Anggun sama sekali belum punya kesempatan untuk bertemu dengan kedua orang tua Badai. Mereka sedang tidak berada di kota ini. Menurut kesaksian Demitri, mereka saat ini sedang ada di Bali untuk mengurus beberapa resort mereka di kota pariwisata itu.
Mereka tidak akan memberi kabar apapun sampai mereka tiba di rumah ini. Lalu, terakhir kali mereka bertemu dengan Badai adalah dua bulan lalu.

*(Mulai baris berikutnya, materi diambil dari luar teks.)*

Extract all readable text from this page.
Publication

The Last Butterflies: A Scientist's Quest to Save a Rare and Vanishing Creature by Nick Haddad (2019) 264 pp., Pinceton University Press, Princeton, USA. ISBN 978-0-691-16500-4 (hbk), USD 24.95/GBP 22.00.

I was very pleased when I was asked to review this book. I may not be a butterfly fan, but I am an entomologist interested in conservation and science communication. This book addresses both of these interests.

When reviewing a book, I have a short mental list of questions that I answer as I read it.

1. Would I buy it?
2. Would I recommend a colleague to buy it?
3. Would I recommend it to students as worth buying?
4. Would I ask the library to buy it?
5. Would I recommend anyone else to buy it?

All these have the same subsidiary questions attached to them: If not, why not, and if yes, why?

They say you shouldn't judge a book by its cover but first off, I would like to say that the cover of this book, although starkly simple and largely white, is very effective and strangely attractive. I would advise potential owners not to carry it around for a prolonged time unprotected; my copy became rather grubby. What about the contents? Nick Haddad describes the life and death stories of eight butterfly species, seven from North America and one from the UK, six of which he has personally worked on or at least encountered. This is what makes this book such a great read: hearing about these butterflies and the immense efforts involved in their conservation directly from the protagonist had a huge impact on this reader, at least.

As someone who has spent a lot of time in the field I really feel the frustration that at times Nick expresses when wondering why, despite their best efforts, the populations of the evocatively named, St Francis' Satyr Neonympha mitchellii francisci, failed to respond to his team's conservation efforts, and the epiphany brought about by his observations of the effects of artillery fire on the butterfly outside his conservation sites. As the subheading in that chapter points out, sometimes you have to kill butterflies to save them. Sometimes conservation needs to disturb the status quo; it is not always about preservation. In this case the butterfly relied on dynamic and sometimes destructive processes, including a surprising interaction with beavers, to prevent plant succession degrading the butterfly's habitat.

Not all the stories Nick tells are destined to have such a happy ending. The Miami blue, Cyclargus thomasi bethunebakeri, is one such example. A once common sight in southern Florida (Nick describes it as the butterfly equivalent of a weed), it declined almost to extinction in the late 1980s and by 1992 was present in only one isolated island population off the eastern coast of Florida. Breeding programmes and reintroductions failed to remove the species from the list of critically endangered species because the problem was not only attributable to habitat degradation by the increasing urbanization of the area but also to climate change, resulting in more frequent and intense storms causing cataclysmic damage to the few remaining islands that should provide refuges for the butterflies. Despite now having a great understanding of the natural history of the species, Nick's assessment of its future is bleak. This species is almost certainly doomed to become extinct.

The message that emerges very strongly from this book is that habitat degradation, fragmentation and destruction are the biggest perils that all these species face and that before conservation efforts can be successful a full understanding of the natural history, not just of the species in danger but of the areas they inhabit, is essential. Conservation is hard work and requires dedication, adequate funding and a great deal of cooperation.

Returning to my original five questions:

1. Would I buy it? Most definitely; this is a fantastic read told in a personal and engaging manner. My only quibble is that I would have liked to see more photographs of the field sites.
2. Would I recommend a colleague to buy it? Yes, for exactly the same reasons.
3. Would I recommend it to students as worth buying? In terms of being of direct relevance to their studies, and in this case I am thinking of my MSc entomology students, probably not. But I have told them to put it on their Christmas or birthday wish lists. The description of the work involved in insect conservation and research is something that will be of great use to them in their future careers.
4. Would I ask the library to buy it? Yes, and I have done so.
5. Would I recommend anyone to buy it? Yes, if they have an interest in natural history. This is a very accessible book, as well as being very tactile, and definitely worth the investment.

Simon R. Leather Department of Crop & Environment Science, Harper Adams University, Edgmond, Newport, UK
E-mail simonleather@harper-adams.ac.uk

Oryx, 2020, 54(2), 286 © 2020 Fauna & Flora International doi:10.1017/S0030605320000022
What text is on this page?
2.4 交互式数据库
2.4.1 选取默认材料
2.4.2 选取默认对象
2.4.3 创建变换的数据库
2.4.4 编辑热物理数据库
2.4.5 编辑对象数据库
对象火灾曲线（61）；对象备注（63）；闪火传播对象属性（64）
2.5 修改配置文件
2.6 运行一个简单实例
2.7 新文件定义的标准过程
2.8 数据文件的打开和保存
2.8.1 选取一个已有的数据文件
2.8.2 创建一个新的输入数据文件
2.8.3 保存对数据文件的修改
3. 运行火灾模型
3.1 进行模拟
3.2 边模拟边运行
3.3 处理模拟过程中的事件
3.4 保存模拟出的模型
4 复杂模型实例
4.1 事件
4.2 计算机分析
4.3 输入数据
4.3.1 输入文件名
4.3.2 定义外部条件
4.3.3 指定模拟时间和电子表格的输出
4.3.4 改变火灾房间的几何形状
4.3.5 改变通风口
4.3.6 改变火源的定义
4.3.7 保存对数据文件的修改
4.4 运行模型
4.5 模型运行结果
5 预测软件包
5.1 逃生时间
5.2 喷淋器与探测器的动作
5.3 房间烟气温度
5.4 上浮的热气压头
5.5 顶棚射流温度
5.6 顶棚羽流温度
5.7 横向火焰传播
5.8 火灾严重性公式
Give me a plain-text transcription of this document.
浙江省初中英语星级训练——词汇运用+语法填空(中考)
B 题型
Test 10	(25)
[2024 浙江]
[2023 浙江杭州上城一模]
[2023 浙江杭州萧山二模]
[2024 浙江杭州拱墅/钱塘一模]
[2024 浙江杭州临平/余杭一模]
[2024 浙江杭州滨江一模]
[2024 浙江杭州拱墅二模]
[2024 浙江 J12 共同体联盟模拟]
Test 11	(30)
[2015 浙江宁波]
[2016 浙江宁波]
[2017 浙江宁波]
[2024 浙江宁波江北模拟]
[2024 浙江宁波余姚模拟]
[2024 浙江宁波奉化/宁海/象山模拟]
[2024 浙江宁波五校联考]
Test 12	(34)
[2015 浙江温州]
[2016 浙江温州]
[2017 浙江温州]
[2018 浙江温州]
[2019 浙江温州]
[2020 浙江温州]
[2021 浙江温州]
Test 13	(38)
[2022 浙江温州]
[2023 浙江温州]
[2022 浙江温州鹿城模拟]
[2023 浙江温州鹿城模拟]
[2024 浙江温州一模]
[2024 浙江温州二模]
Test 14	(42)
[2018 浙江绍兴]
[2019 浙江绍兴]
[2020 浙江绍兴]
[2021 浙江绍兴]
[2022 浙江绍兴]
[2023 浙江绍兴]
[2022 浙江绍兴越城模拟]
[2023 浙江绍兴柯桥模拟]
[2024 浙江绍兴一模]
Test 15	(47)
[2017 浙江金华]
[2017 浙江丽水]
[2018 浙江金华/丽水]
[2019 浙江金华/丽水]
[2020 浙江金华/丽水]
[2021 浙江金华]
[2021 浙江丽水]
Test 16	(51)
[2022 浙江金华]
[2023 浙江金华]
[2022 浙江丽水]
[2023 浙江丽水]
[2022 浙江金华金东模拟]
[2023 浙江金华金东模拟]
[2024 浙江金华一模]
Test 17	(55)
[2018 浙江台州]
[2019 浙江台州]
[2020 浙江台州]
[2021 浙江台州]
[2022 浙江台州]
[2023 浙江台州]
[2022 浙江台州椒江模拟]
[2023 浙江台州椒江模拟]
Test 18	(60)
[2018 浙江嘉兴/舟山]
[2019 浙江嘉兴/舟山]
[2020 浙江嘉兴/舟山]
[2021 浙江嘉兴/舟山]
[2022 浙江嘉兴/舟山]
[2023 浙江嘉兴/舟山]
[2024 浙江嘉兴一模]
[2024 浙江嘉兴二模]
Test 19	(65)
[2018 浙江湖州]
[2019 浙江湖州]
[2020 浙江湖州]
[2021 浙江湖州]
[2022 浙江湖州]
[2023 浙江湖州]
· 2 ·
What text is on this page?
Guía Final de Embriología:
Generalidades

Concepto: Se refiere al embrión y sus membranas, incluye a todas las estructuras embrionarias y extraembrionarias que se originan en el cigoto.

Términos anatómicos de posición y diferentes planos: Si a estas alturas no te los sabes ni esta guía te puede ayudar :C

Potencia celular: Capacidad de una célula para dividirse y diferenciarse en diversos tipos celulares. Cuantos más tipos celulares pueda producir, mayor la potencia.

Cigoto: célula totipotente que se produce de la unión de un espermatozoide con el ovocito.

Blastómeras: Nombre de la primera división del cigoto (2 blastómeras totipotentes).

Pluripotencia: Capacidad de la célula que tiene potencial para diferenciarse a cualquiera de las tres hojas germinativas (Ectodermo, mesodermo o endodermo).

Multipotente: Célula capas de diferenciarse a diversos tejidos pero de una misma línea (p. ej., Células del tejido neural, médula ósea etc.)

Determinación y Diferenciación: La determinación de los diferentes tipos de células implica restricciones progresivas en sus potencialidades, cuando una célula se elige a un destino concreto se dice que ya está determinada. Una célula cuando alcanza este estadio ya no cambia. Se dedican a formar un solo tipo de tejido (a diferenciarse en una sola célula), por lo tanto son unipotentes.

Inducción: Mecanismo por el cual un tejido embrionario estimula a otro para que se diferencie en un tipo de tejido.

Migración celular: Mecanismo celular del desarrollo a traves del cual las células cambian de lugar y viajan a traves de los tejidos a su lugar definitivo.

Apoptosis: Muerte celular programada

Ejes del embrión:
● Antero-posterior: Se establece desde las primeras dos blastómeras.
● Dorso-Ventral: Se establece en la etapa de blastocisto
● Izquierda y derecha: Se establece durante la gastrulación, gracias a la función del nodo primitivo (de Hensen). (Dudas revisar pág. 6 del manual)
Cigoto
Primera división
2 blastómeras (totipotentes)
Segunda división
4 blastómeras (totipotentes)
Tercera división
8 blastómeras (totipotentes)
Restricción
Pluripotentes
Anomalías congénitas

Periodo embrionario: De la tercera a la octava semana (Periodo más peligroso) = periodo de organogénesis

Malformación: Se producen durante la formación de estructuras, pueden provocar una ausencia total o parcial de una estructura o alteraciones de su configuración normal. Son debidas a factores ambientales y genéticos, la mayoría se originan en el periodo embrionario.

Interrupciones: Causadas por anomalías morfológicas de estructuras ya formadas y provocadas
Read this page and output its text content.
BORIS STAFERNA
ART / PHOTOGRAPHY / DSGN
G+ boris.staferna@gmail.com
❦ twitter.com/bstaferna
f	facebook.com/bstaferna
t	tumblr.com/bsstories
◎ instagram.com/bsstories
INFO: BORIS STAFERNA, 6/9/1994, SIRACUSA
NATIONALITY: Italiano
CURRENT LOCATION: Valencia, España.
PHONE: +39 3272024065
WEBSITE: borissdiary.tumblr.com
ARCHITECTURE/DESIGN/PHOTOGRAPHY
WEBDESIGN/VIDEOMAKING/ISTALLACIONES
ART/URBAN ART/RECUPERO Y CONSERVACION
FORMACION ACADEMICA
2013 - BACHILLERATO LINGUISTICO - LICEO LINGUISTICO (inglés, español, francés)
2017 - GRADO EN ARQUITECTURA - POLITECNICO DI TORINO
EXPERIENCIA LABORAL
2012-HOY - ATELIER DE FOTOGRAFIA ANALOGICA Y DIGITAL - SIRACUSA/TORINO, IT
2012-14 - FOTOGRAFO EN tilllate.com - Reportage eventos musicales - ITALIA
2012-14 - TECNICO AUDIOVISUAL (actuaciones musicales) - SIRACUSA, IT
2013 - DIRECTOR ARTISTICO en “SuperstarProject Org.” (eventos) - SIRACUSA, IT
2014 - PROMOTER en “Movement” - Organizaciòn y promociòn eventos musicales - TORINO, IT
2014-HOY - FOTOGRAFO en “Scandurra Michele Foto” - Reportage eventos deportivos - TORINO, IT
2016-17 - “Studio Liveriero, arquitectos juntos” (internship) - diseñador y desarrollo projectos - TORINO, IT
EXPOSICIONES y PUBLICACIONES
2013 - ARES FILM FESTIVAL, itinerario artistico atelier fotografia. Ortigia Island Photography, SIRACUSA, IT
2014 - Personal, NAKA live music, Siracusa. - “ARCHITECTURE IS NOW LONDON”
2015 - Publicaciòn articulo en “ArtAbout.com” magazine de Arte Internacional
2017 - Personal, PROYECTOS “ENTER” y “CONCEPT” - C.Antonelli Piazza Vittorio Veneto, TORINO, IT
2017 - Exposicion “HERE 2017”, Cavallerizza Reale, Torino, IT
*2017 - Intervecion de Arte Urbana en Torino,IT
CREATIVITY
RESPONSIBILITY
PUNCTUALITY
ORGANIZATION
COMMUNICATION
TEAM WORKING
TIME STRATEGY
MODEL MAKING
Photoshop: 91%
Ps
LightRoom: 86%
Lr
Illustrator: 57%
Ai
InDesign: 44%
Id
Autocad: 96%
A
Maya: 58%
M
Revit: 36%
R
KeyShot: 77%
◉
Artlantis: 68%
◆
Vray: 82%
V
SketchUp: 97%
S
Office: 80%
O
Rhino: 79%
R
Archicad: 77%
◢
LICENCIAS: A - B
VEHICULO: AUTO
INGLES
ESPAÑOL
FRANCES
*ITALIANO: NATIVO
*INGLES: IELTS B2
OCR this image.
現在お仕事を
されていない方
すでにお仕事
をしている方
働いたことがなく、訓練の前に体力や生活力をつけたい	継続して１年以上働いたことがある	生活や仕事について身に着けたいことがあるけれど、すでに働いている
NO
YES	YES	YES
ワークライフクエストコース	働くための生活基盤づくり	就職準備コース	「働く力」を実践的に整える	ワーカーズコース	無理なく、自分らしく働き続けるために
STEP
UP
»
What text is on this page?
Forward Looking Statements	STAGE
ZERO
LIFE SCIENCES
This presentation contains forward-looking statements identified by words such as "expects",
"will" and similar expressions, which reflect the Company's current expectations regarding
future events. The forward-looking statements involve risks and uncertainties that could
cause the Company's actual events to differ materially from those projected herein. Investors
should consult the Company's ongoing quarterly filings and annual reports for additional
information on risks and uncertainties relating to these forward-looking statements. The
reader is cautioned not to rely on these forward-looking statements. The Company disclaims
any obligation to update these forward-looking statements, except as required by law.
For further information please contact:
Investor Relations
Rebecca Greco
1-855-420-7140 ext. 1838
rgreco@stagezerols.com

"Apa ibu dan ayahmu selalu begitu? Mereka sibuk bekerja dan lupa punya anak aneh macam kau?" Anggun bukan bermaksud untuk menjelek-jelekkan Badai atau menghinanya. Dia hanya ingin menunjukkan kepeduliannya tanpa terlihat sangat jelas.
Badai tidak menunjukkan perasaan tersinggungnya sama sekali akibat ucapan jujur Anggun.
"Mereka memang selalu begitu. Bahkan urusan pindah sekolah, mereka limpahkan pada Demitri yang sudah seperti kaki-tangan mereka."
Anggun tak berusaha mengorek lebih banyak informasi pribadi keluarga Badai.
"Jika sudah begini. Good night, Dai. Aku harap aku akan membuka mataku besok pagi di kamarku!"
Badai memiliki harapan yang sama. Dia juga tidak mau terus terjebak dalam tubuh seorang wanita. Namun, masalah mendesak mengharuskan Badai melakukan konfirmasi.
"Aku harus mandi karena tubuhku sangat lengket saat ini. Aku juga butuh buang air kecil. Jadi, jangan mencegahku. Karena aku bicara begini bukan untuk meminta persetujuan darimu lebih dulu."
Teriakan Anggun terdengar.
"Badai!!!"
Dia sungguh sulit menahan emosi dan kepanikkannya. Pikirannya sudah melayang jauh. Dengan nakal dan tanpa perasaan, Badai bahkan langsung memutuskan sambungan telepon mereka.